All of this activity is designed to protect both senior investors and their financial services fiduciaries. Until now, if a broker-dealer, for example, were to alert family members that it suspects that an aging customer’s cognition is failing, it at a minimum would violate privacy laws and policies, if not worse. In addition, without such new rules, a financial advisor cannot ignore a customer order to liquidate a position and deliver the proceeds due to mental health concerns at a minimum risks triggering a complaint for not following a clear order. The new rules provide a safe harbor.
Sen. Susan Collins (R-ME), chair of the Senate Special Committee on Aging, reintroduced her Senior $afe Act in January 2017, which is designed to protect vulnerable adults from financial exploitation. The bill would protect banks, credit unions, investment advisors, broker-dealers, insurance companies and certain supervisory, compliance and legal employees from civil or administrative liability — as long as they receive training in how to identify and report predatory activity and disclose any possible exploitation of senior citizens to state or federal regulatory and law enforcement entities. A similar bill passed the House last July.
The bill is modeled on a Maine program that also serves as the template for a model rule developed for adoption at the state level by the North American Securities Administrators Association.
In the States
Elder Financial Abuse Task Forces are now or have recently been active in many states and cities. Major and mid-size law firms that traditionally have not focused attention on elder law due to its modest revenue potential are now rethinking this practice area. A crazy quilt of laws addresses this issue, one that is escalating rapidly as the population ages. There are currently 78 million Baby Boomers “aging up” (65+) at a rate of 10,000 per day, a growth surge that began in 2011 and will not finish until 2029.
Private Sector Activity
Those organizations and individuals who manage other people’s money are increasingly concerned with elder financial abuse, especially with respect to how it might involve their fiduciary relationships and liability exposure. As a result, financial services industry firms and their outside counsel and advisors are ramping up their staffs. Morgan Stanley, for example, has six Risk Officers whose primary responsibilities include monitoring accounts for elder financial abuse. If they believe that there might be such abuse, they sometimes put a hold on distribution of assets and/or report suspected misconduct to local Adult Protective Services agencies.

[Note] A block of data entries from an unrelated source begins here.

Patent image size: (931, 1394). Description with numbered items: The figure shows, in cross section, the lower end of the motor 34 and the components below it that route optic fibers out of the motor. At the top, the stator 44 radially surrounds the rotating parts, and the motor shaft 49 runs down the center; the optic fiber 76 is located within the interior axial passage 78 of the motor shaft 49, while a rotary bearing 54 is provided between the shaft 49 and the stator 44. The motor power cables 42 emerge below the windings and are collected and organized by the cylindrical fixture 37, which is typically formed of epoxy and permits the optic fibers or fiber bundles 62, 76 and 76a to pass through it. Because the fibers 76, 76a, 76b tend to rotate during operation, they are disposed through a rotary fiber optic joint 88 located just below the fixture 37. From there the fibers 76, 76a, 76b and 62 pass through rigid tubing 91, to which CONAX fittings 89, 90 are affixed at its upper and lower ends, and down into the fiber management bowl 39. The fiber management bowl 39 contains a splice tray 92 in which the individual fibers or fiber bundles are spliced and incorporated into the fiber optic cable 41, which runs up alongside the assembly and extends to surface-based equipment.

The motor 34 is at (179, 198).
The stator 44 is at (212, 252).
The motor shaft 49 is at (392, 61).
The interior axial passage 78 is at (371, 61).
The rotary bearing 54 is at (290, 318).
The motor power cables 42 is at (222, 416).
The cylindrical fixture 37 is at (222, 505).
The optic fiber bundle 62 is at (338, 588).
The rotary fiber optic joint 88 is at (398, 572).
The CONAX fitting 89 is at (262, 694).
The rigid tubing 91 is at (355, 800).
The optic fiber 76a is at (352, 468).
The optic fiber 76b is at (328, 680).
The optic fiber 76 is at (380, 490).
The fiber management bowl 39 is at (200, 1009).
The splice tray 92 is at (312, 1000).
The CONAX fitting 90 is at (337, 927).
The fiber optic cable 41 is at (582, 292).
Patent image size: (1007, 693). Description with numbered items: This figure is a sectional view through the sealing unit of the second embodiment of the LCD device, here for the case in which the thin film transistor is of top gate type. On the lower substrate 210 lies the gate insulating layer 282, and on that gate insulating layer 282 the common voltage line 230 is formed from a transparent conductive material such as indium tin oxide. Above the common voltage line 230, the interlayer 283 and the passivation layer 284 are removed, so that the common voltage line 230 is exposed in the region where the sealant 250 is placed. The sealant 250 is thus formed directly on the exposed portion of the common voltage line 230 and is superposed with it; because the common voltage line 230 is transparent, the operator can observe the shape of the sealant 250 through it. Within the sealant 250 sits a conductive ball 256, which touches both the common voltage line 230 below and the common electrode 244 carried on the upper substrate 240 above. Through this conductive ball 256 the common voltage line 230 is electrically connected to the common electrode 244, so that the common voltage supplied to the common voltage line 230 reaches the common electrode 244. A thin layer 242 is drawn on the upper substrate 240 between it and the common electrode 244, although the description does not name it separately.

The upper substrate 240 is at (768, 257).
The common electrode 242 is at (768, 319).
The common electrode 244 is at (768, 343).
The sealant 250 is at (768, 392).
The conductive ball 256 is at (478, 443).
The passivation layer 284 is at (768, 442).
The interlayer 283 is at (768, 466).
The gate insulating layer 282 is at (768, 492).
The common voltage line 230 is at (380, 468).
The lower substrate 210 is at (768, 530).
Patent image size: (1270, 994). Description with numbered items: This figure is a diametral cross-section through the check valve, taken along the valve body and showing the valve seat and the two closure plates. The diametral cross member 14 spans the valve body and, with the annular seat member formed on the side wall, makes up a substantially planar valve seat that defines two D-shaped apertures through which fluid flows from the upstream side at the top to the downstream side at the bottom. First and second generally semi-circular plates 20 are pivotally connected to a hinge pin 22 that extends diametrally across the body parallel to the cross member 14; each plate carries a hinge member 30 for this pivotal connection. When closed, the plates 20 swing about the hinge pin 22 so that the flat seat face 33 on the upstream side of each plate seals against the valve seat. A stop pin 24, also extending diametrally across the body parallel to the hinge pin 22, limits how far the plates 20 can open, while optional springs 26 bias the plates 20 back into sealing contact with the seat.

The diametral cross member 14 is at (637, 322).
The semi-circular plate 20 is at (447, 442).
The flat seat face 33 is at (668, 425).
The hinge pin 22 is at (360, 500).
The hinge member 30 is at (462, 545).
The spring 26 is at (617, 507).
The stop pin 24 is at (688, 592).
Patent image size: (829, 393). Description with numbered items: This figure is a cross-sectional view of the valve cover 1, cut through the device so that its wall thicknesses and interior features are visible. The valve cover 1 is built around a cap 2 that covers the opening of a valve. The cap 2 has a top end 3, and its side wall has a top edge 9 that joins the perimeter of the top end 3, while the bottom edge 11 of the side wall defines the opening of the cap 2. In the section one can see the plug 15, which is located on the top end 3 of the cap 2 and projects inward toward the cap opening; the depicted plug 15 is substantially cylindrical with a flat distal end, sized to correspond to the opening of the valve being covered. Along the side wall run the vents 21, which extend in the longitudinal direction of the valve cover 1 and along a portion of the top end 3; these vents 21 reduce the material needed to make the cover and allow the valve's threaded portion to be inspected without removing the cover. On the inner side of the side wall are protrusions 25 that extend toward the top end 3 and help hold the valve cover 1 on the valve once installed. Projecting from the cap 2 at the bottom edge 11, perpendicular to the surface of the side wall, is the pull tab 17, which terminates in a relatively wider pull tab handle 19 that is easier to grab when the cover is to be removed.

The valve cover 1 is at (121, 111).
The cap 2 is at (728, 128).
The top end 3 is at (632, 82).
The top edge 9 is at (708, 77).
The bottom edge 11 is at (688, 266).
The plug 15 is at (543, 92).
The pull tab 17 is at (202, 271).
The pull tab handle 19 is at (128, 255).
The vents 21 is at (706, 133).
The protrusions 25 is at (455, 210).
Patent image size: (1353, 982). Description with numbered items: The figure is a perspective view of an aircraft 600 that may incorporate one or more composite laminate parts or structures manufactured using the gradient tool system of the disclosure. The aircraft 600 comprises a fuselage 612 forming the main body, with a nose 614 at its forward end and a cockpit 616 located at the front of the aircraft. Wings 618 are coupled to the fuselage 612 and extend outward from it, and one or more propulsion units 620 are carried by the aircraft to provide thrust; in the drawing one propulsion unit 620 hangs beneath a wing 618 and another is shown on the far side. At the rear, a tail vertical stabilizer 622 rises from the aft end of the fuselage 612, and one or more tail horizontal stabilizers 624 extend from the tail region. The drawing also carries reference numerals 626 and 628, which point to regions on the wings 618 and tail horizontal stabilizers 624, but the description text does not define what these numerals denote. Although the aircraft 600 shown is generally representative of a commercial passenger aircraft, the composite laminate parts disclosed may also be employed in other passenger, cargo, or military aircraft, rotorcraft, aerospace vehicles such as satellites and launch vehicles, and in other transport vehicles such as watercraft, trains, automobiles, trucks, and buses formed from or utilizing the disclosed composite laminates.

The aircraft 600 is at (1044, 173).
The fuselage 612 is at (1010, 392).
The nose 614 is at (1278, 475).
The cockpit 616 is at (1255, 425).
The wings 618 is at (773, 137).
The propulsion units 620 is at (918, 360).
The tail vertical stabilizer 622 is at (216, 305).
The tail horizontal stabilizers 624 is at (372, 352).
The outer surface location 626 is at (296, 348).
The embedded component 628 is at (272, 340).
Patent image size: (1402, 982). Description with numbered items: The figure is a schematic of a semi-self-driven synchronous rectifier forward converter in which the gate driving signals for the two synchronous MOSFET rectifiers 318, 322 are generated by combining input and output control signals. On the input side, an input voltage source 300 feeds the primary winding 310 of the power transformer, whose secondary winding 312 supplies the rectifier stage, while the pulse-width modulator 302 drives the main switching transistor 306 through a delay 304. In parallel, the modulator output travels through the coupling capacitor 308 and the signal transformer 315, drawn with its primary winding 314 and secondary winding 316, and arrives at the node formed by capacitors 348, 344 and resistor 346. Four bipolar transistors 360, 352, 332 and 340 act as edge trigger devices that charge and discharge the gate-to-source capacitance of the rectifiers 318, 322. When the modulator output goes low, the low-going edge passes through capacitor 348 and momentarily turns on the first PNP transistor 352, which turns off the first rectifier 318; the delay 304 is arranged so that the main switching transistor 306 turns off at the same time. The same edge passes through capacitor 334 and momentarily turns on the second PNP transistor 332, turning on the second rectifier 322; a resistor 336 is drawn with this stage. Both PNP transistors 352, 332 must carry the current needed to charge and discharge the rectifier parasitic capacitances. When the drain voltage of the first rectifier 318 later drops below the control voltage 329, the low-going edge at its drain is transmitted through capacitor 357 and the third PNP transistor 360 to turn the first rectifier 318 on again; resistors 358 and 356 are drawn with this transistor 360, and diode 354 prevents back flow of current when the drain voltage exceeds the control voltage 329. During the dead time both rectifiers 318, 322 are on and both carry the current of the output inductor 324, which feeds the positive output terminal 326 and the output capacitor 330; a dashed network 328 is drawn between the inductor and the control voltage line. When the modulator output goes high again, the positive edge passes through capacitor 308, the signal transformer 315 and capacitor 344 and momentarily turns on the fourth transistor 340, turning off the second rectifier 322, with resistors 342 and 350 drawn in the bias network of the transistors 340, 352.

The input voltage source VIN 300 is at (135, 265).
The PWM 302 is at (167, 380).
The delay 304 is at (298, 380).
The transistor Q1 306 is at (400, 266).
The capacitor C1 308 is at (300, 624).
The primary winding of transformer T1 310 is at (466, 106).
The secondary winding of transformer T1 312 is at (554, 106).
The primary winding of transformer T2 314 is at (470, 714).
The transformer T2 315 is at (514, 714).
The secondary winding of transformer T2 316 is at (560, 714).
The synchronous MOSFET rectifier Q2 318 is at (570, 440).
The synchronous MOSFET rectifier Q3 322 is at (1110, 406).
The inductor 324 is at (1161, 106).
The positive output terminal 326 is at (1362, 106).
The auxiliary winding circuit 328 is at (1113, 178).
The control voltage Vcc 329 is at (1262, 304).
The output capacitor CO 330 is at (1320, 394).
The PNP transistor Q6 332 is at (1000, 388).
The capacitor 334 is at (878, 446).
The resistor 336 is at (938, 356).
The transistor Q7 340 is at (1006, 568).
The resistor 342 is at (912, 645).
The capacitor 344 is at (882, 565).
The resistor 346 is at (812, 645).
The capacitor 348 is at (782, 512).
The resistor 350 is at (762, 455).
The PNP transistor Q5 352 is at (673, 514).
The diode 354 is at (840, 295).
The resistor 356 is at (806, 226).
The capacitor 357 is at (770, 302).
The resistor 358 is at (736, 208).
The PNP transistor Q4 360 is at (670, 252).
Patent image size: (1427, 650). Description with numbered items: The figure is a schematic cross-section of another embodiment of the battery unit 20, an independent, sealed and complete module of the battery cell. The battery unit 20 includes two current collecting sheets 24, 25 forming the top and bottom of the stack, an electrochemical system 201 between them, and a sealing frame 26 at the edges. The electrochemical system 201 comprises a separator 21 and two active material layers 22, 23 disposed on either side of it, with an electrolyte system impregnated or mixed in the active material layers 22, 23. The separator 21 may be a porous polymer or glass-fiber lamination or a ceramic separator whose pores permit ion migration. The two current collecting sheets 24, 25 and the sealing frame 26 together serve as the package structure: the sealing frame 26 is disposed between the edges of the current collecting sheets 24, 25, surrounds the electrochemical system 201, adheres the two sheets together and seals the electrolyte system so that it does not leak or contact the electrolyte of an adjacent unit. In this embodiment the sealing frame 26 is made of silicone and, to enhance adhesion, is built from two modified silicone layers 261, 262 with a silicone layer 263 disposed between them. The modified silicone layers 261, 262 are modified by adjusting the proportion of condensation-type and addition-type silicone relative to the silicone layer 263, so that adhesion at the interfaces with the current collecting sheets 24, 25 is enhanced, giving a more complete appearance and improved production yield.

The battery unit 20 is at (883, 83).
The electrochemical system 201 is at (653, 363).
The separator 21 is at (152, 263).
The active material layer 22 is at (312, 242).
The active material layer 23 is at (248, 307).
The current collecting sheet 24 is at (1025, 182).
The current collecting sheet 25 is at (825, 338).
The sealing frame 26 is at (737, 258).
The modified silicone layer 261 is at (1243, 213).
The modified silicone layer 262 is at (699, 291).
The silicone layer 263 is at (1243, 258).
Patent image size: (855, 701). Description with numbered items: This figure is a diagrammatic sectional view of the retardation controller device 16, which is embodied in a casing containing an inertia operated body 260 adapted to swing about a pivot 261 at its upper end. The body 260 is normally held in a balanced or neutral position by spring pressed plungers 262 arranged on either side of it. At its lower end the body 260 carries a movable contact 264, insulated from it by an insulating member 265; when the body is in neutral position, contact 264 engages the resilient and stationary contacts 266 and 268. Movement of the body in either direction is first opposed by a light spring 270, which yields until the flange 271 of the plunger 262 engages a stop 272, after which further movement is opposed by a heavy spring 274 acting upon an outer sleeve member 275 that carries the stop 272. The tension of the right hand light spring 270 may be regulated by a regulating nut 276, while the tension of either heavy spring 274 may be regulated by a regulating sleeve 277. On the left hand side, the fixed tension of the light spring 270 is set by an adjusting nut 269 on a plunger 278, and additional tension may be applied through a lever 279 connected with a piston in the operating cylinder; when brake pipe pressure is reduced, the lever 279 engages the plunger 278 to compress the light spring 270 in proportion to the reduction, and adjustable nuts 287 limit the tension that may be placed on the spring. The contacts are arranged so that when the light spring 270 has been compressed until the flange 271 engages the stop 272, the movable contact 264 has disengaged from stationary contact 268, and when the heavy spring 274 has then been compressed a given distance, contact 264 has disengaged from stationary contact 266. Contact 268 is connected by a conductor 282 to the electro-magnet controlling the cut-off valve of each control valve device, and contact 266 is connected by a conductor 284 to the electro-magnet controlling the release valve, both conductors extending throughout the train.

Morgan Stanley is not an outlier. Other financial services organizations are following its lead and hiring attorneys to undertake similar duties.
As indicated above, law firms of all sizes are also staffing up, launching new elder financial abuse practices.
Organizations like the Securities Industry and Financial Markets Association (SIFMA) and the Securities Investor Protection Corporation (SIPC) are focusing special attention and resources on elder financial abuse.